There was also a stabbing outside the French consulate in Saudi Arabia on Thursday and an incident in the French city of Avignon involving a man armed with a knife who tried to attack police. It follows the murder two weeks ago of a schoolteacher in Conflans on the outskirts of Paris after he had shown students a caricature of the prophet Muhammad, and the wounding of two people outside the former offices of Charlie Hebdo.

The attacks are unlikely to be part of a concerted campaign organised by a major group but responses to each other – experts have noted how one attack will frequently trigger more, often with the same tactics – and to the febrile atmosphere created by the angry rhetoric of some leaders in the Muslim world in response to Macron’s reassertion of France’s secular principles.

The violence will, however, undoubtedly please the leaders of Islamic State and al-Qaida, who continue to seek ways of remaining relevant in the rapidly evolving and competitive world of extremist groups by claiming to have at least inspired attacks in Europe.

Officials say extremists in Europe currently work through loose networks, embedded “in a wider Muslim extremist milieu, which can act as a conduit towards terrorist engagement”. These networks are largely homegrown and without organisational links to groups such as al-Qaida or Isis. There have also been incidents of self-radicalisation of individuals or small groups, principally via the internet, without being part of wider networks.

That less attention has been paid in the west to Islamic extremism recently is understandable. Deaths in Europe from all forms of terrorism fell by 70% last year, and western Europe recorded its lowest number of incidents since 2012. According to the latest Europol reports, there were 21 jihadist plots in the EU in 2019, compared with 24 and 33 in the two previous years. Of the 21, four failed, 14 were foiled and three were carried out.

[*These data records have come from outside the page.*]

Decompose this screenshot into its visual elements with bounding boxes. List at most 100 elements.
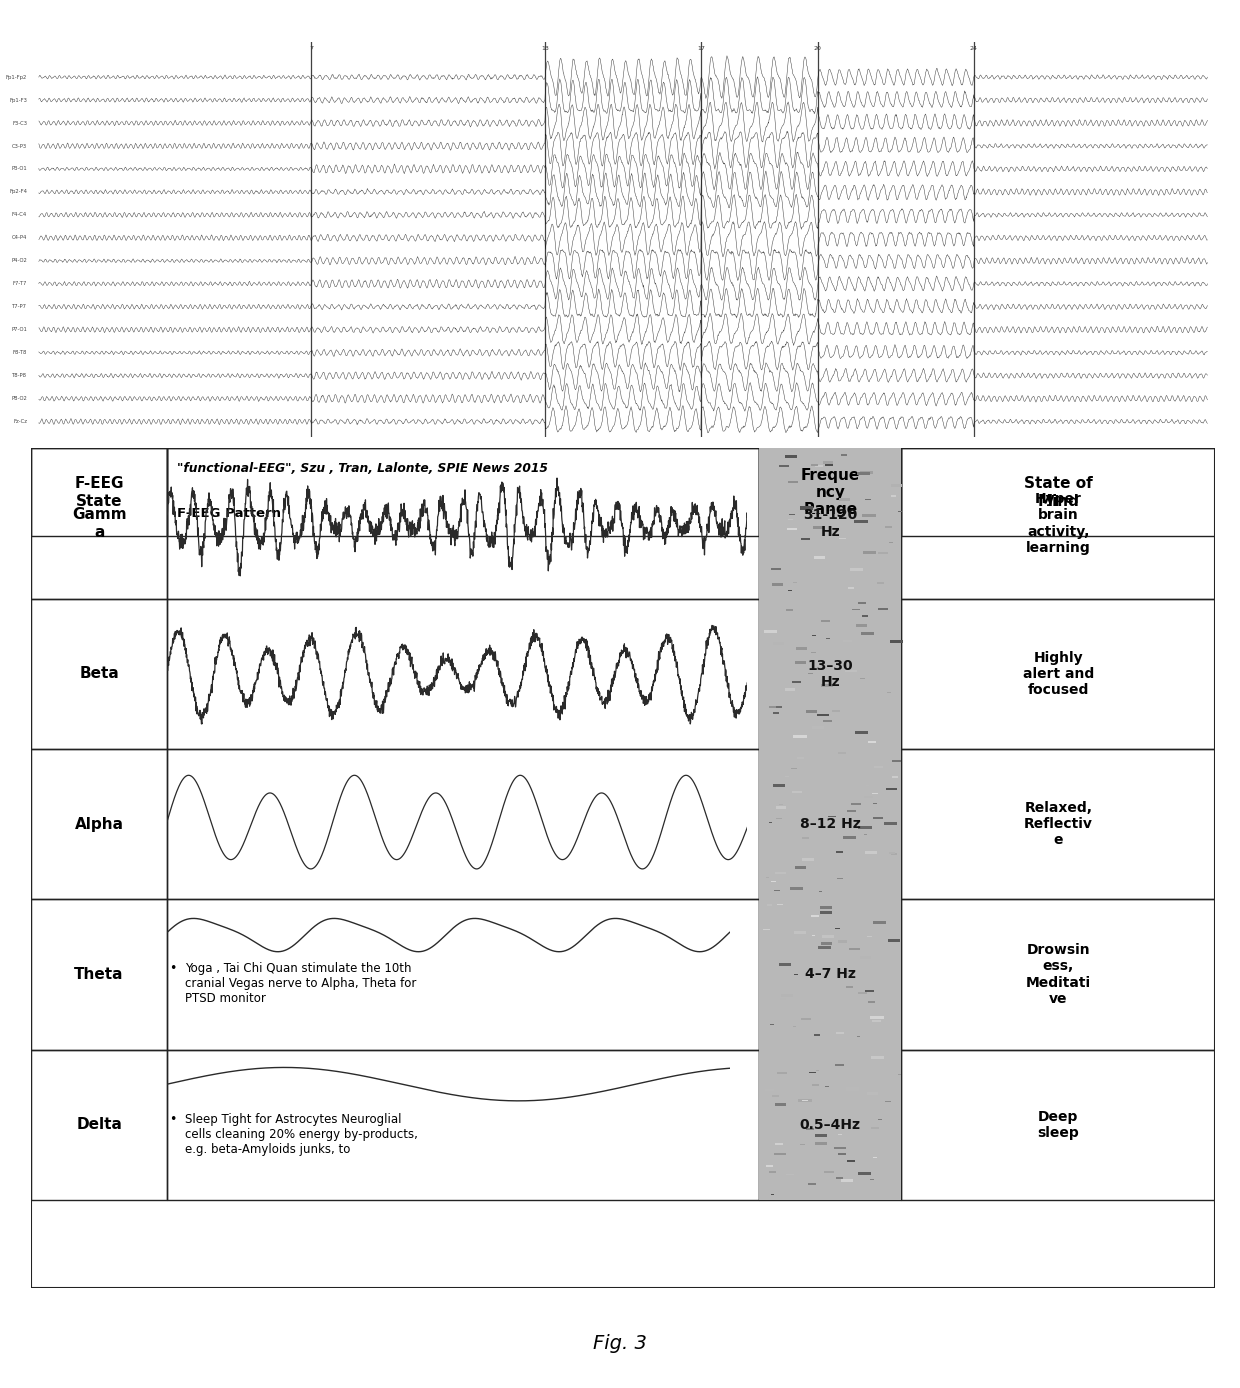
Text: 7: 7 — [310, 46, 314, 51]
Bar — [797, 756, 805, 759]
Bar — [901, 448, 1215, 537]
Text: 0.5–4Hz: 0.5–4Hz — [800, 1117, 861, 1131]
Bar — [769, 1171, 775, 1173]
Bar — [808, 509, 821, 514]
Bar — [813, 1034, 820, 1035]
Bar — [838, 752, 846, 754]
Bar — [799, 1098, 812, 1102]
Bar — [835, 1063, 844, 1066]
Bar — [813, 526, 825, 529]
Bar — [858, 992, 867, 994]
Text: 17: 17 — [697, 46, 706, 51]
Text: Fp1-F3: Fp1-F3 — [9, 97, 27, 103]
Bar — [901, 448, 1215, 598]
Bar — [759, 598, 901, 750]
Bar — [821, 942, 832, 945]
Bar — [872, 1056, 884, 1059]
Bar — [835, 1146, 846, 1149]
Bar — [890, 854, 898, 855]
Bar — [763, 929, 770, 930]
Bar — [836, 1177, 843, 1178]
Bar — [856, 625, 867, 627]
Bar — [861, 632, 874, 634]
Bar — [801, 837, 808, 838]
Bar — [759, 899, 901, 1049]
Text: Yoga , Tai Chi Quan stimulate the 10th
cranial Vegas nerve to Alpha, Theta for
P: Yoga , Tai Chi Quan stimulate the 10th c… — [185, 962, 417, 1005]
Bar — [823, 1170, 835, 1173]
Bar — [813, 557, 825, 559]
Bar — [31, 448, 167, 537]
Bar — [807, 1184, 816, 1185]
Bar — [848, 587, 854, 589]
Bar — [839, 539, 846, 540]
Bar — [759, 750, 901, 899]
Text: T8-P8: T8-P8 — [12, 373, 27, 378]
Bar — [901, 1049, 1215, 1199]
Bar — [878, 552, 888, 554]
Bar — [821, 906, 832, 909]
Bar — [795, 866, 806, 869]
Bar — [846, 985, 853, 988]
Bar — [759, 448, 901, 598]
Bar — [878, 608, 888, 609]
Bar — [781, 994, 792, 997]
Bar — [864, 795, 873, 798]
Bar — [852, 608, 861, 611]
Bar — [31, 899, 167, 1049]
Bar — [816, 465, 823, 468]
Bar — [801, 1017, 811, 1020]
Bar — [812, 726, 825, 729]
Bar — [790, 887, 804, 890]
Bar — [823, 720, 832, 722]
Bar — [808, 1072, 816, 1073]
Text: P3-O1: P3-O1 — [11, 167, 27, 172]
Bar — [796, 647, 807, 650]
Text: F7-T7: F7-T7 — [12, 282, 27, 286]
Bar — [874, 766, 883, 768]
Bar — [838, 941, 847, 942]
Bar — [821, 620, 830, 622]
Text: P7-O1: P7-O1 — [11, 328, 27, 332]
Bar — [786, 1174, 794, 1176]
Bar — [815, 1142, 827, 1145]
Bar — [847, 1160, 854, 1162]
Text: Relaxed,
Reflectiv
e: Relaxed, Reflectiv e — [1024, 801, 1092, 847]
Bar — [884, 526, 892, 527]
Bar — [873, 816, 883, 819]
Bar — [759, 1049, 901, 1199]
Text: F3-C3: F3-C3 — [12, 121, 27, 125]
Bar — [811, 915, 818, 916]
Bar — [841, 1178, 853, 1181]
Text: 31-120
Hz: 31-120 Hz — [804, 508, 858, 539]
Text: Sleep Tight for Astrocytes Neuroglial
cells cleaning 20% energy by-products,
e.g: Sleep Tight for Astrocytes Neuroglial ce… — [185, 1113, 418, 1156]
Text: 4–7 Hz: 4–7 Hz — [805, 967, 856, 981]
Text: State of
Mind: State of Mind — [1024, 476, 1092, 508]
Bar — [800, 507, 812, 509]
Bar — [795, 931, 806, 934]
Text: Fp2-F4: Fp2-F4 — [9, 189, 27, 194]
Bar — [868, 741, 877, 743]
Bar — [901, 899, 1215, 1049]
Text: 20: 20 — [813, 46, 822, 51]
Bar — [870, 1016, 884, 1019]
Text: T7-P7: T7-P7 — [12, 304, 27, 310]
Text: F4-C4: F4-C4 — [12, 212, 27, 218]
Bar — [838, 498, 849, 501]
Bar — [858, 602, 867, 604]
Bar — [759, 598, 901, 750]
Bar — [873, 920, 887, 924]
Bar — [759, 899, 901, 1049]
Bar — [802, 1099, 808, 1101]
Text: 8–12 Hz: 8–12 Hz — [800, 818, 861, 831]
Bar — [811, 465, 818, 466]
Bar — [774, 1152, 786, 1155]
Bar — [795, 661, 806, 663]
Bar — [856, 730, 868, 734]
Bar — [851, 568, 863, 570]
Bar — [817, 713, 828, 716]
Bar — [879, 716, 890, 719]
Bar — [786, 609, 794, 611]
Bar — [775, 1142, 782, 1145]
Bar — [844, 669, 857, 672]
Bar — [857, 472, 869, 475]
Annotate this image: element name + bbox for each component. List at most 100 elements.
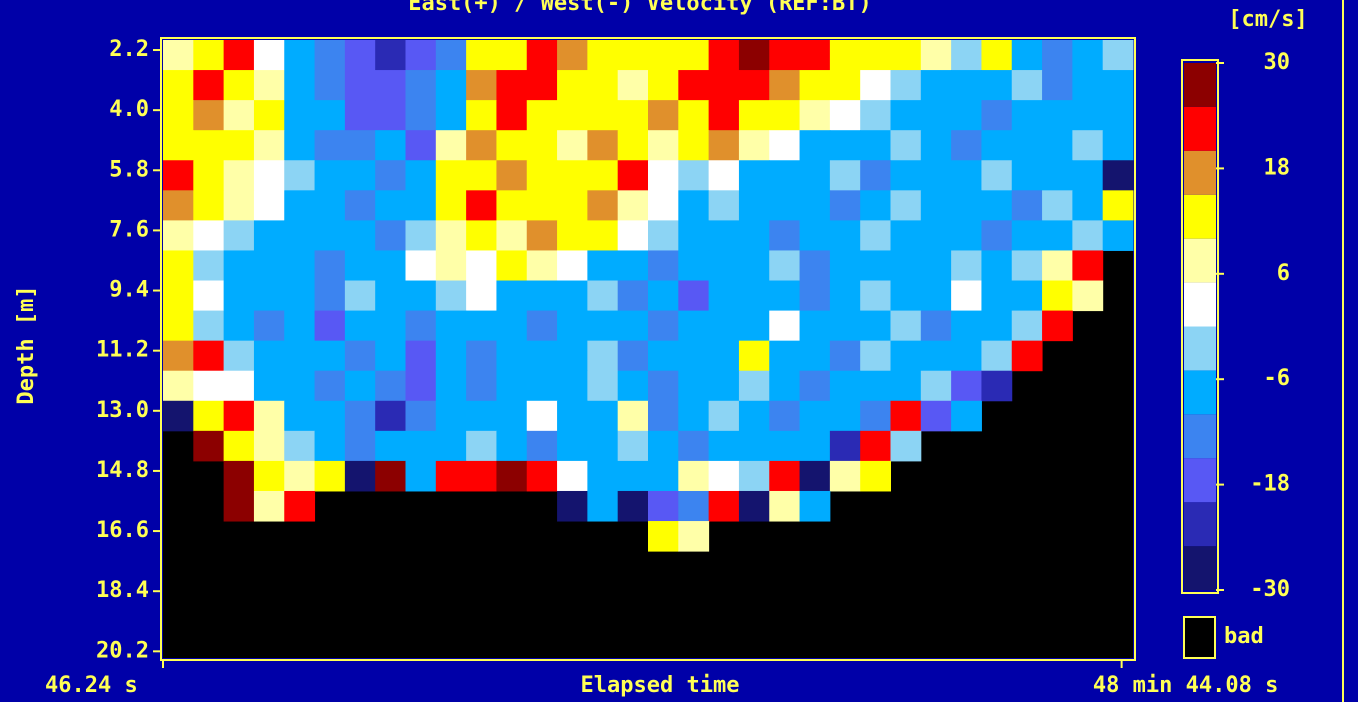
heat-cell	[860, 250, 891, 282]
heat-cell	[678, 370, 710, 402]
heat-cell	[163, 220, 194, 251]
heat-cell	[708, 40, 740, 71]
heat-cell	[496, 190, 528, 221]
heat-cell	[829, 430, 861, 462]
heat-cell	[951, 100, 982, 131]
heat-cell	[799, 70, 831, 101]
heat-cell	[920, 250, 952, 282]
colorbar-band	[1184, 546, 1216, 590]
heat-cell	[405, 460, 437, 492]
heat-cell	[678, 220, 710, 251]
heat-cell	[223, 130, 255, 161]
heat-cell	[860, 100, 891, 131]
heat-cell	[557, 40, 588, 71]
heat-cell	[799, 430, 831, 462]
heat-cell	[920, 370, 952, 402]
heat-cell	[253, 280, 285, 312]
heat-cell	[314, 100, 346, 131]
heat-cell	[678, 310, 710, 342]
heat-cell	[405, 310, 437, 342]
heat-cell	[375, 190, 406, 221]
heat-cell	[314, 130, 346, 161]
colorbar-band	[1184, 414, 1216, 459]
heat-cell	[314, 190, 346, 221]
heat-cell	[1011, 100, 1043, 131]
heat-cell	[1102, 190, 1134, 221]
y-tick-label: 13.0	[96, 398, 149, 423]
heat-cell	[829, 100, 861, 131]
heat-cell	[648, 280, 679, 312]
heat-cell	[738, 250, 770, 282]
heat-cell	[557, 430, 588, 462]
heat-cell	[678, 70, 710, 101]
heat-cell	[1072, 70, 1104, 101]
heat-cell	[375, 250, 406, 282]
heat-cell	[951, 190, 982, 221]
heat-cell	[678, 460, 710, 492]
heat-cell	[587, 250, 619, 282]
heat-cell	[890, 130, 922, 161]
heat-cell	[799, 460, 831, 492]
heat-cell	[314, 70, 346, 101]
heat-cell	[799, 310, 831, 342]
heat-cell	[435, 430, 467, 462]
heat-cell	[223, 220, 255, 251]
heat-cell	[769, 460, 801, 492]
heat-cell	[890, 40, 922, 71]
heat-cell	[860, 370, 891, 402]
heat-cell	[890, 100, 922, 131]
heat-cell	[617, 400, 649, 432]
heat-cell	[193, 40, 225, 71]
heat-cell	[496, 280, 528, 312]
heat-cell	[738, 220, 770, 251]
heat-cell	[617, 130, 649, 161]
heat-cell	[193, 100, 225, 131]
heat-cell	[314, 310, 346, 342]
heat-cell	[678, 250, 710, 282]
heat-cell	[769, 310, 801, 342]
heat-cell	[375, 280, 406, 312]
heat-cell	[738, 460, 770, 492]
heat-cell	[1042, 100, 1073, 131]
heat-cell	[435, 220, 467, 251]
heat-cell	[466, 370, 497, 402]
heat-cell	[466, 190, 497, 221]
heat-cell	[951, 370, 982, 402]
heat-cell	[769, 430, 801, 462]
heat-cell	[1102, 100, 1134, 131]
heat-cell	[920, 70, 952, 101]
heat-cell	[648, 70, 679, 101]
heat-cell	[496, 40, 528, 71]
heat-cell	[587, 280, 619, 312]
heat-cell	[1042, 190, 1073, 221]
heat-cell	[981, 310, 1013, 342]
heat-cell	[253, 310, 285, 342]
heat-cell	[678, 190, 710, 221]
heat-cell	[860, 160, 891, 191]
x-tick-label: 46.24 s	[45, 673, 138, 698]
heat-cell	[253, 100, 285, 131]
heat-cell	[648, 370, 679, 402]
heat-cell	[951, 130, 982, 161]
heat-cell	[193, 220, 225, 251]
heat-cell	[738, 70, 770, 101]
heat-cell	[526, 40, 558, 71]
heat-cell	[1072, 250, 1104, 282]
heat-cell	[466, 160, 497, 191]
heat-cell	[1011, 250, 1043, 282]
y-tick-label: 16.6	[96, 518, 149, 543]
heat-cell	[163, 400, 194, 432]
heat-cell	[829, 190, 861, 221]
heat-cell	[860, 430, 891, 462]
heat-cell	[1072, 40, 1104, 71]
heat-cell	[617, 370, 649, 402]
heat-cell	[587, 100, 619, 131]
heat-cell	[799, 250, 831, 282]
heat-cell	[587, 400, 619, 432]
heat-cell	[405, 400, 437, 432]
heat-cell	[375, 370, 406, 402]
heat-cell	[496, 310, 528, 342]
heat-cell	[466, 70, 497, 101]
heat-cell	[920, 340, 952, 372]
heat-cell	[405, 220, 437, 251]
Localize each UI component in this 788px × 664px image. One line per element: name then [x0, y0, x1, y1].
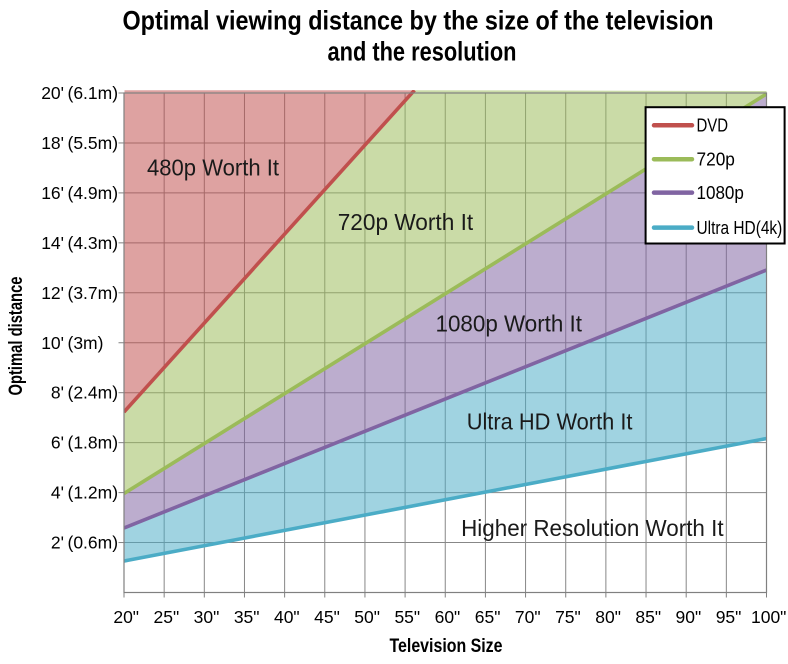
svg-text:45": 45" — [314, 607, 340, 627]
svg-text:(1.8m): (1.8m) — [68, 433, 119, 453]
svg-text:(3m): (3m) — [68, 333, 104, 353]
svg-text:2': 2' — [51, 533, 64, 553]
svg-text:20": 20" — [113, 607, 139, 627]
svg-text:18': 18' — [41, 133, 64, 153]
svg-text:90": 90" — [676, 607, 702, 627]
svg-text:20': 20' — [41, 83, 64, 103]
svg-text:25": 25" — [154, 607, 180, 627]
svg-text:(2.4m): (2.4m) — [68, 383, 119, 403]
svg-text:50": 50" — [354, 607, 380, 627]
svg-text:(4.9m): (4.9m) — [68, 183, 119, 203]
svg-text:30": 30" — [194, 607, 220, 627]
svg-text:(4.3m): (4.3m) — [68, 233, 119, 253]
svg-text:80": 80" — [595, 607, 621, 627]
svg-text:100": 100" — [751, 607, 786, 627]
svg-text:4': 4' — [51, 483, 64, 503]
svg-text:1080p: 1080p — [697, 183, 744, 203]
svg-text:16': 16' — [41, 183, 64, 203]
svg-text:85": 85" — [635, 607, 661, 627]
svg-text:1080p Worth It: 1080p Worth It — [436, 311, 583, 337]
svg-text:Ultra HD(4k): Ultra HD(4k) — [697, 218, 783, 238]
svg-text:720p: 720p — [697, 149, 735, 169]
svg-text:Television Size: Television Size — [390, 636, 503, 657]
svg-text:Higher Resolution Worth It: Higher Resolution Worth It — [461, 515, 724, 541]
svg-text:35": 35" — [234, 607, 260, 627]
svg-text:(5.5m): (5.5m) — [68, 133, 119, 153]
svg-text:(3.7m): (3.7m) — [68, 283, 119, 303]
svg-text:(6.1m): (6.1m) — [68, 83, 119, 103]
svg-text:and the resolution: and the resolution — [328, 37, 517, 67]
svg-text:75": 75" — [555, 607, 581, 627]
svg-text:6': 6' — [51, 433, 64, 453]
svg-text:40": 40" — [274, 607, 300, 627]
svg-text:DVD: DVD — [697, 116, 729, 136]
svg-text:Ultra HD Worth It: Ultra HD Worth It — [467, 409, 633, 435]
svg-text:10': 10' — [41, 333, 64, 353]
svg-text:55": 55" — [394, 607, 420, 627]
svg-text:720p Worth It: 720p Worth It — [338, 209, 474, 235]
svg-text:(0.6m): (0.6m) — [68, 533, 119, 553]
svg-text:Optimal viewing distance by th: Optimal viewing distance by the size of … — [123, 6, 714, 36]
svg-text:95": 95" — [716, 607, 742, 627]
svg-text:(1.2m): (1.2m) — [68, 483, 119, 503]
svg-text:Optimal distance: Optimal distance — [6, 277, 27, 396]
svg-text:70": 70" — [515, 607, 541, 627]
svg-text:65": 65" — [475, 607, 501, 627]
svg-text:12': 12' — [41, 283, 64, 303]
svg-text:8': 8' — [51, 383, 64, 403]
svg-text:60": 60" — [435, 607, 461, 627]
svg-text:480p Worth It: 480p Worth It — [147, 155, 280, 181]
svg-text:14': 14' — [41, 233, 64, 253]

There has certainly been nothing recently to rival the horrors of 2015 and 2016, when assault rifles and a truck were used to kill hundreds of people in a series of attacks.

That surge in violence was the result of a number of factors that converged at a specific moment: Islamic State’s rule over a swath of Iraq and Syria, its decision to target the west, its huge media output and establishment of camps to train some of the thousands of young men from Europe who travelled to take part in the conflict, the existence of a series of networks and capable senior militants linking France and Syria, and the failings of western European security services and policymakers.

Most of these factors have gone – the EU reported only two attempts to travel to join jihadist terrorist groups thwarted by member states last year – but others still exist. Some are particularly evident in France, where there were more than 200 arrests for jihadist terrorism last year, half of the total in Europe, and 8,000 individuals are considered at risk of radicalisation.

One major issue, as everywhere, remains the pernicious role of social media. This has been clearly shown in investigations into the murder of the teacher in Conflans. The teenage killer came from 60 miles away, and his knowledge of the teacher’s actions was based on misleading clips circulated by angry parents and a mosque.

A second is the prison population. Many of those detained for extremist offences in France have previous criminal records, and after the numerous arrests for extremism during the 2012-17 period, many of the less serious offenders are now coming up for release.

Police are yet to identify the Nice attackers, but both the Conflans murder and September’s Charlie Hebdo attack were committed by 18-year-old immigrants. Abdouallakh Anzorov was a Chechen who came to France at the age of six, probably from Moscow. Ali Hassan left Pakistan at 15 to be smuggled to Europe.

Shuja Nawaz, a fellow at the Washington-based Atlantic Council, said two factors were colliding to produce violence. “First, the conditions in the home countries like Pakistan that increasingly are becoming more Islamicised and anti-western through the influence of mullahs and populist governments, while their education systems crumble,” he said. “Second, in the western countries where migrants end up legally or illegally, there is a ghettoisation of Muslim immigrants, who turn to religion as a defence mechanism and rallying point.”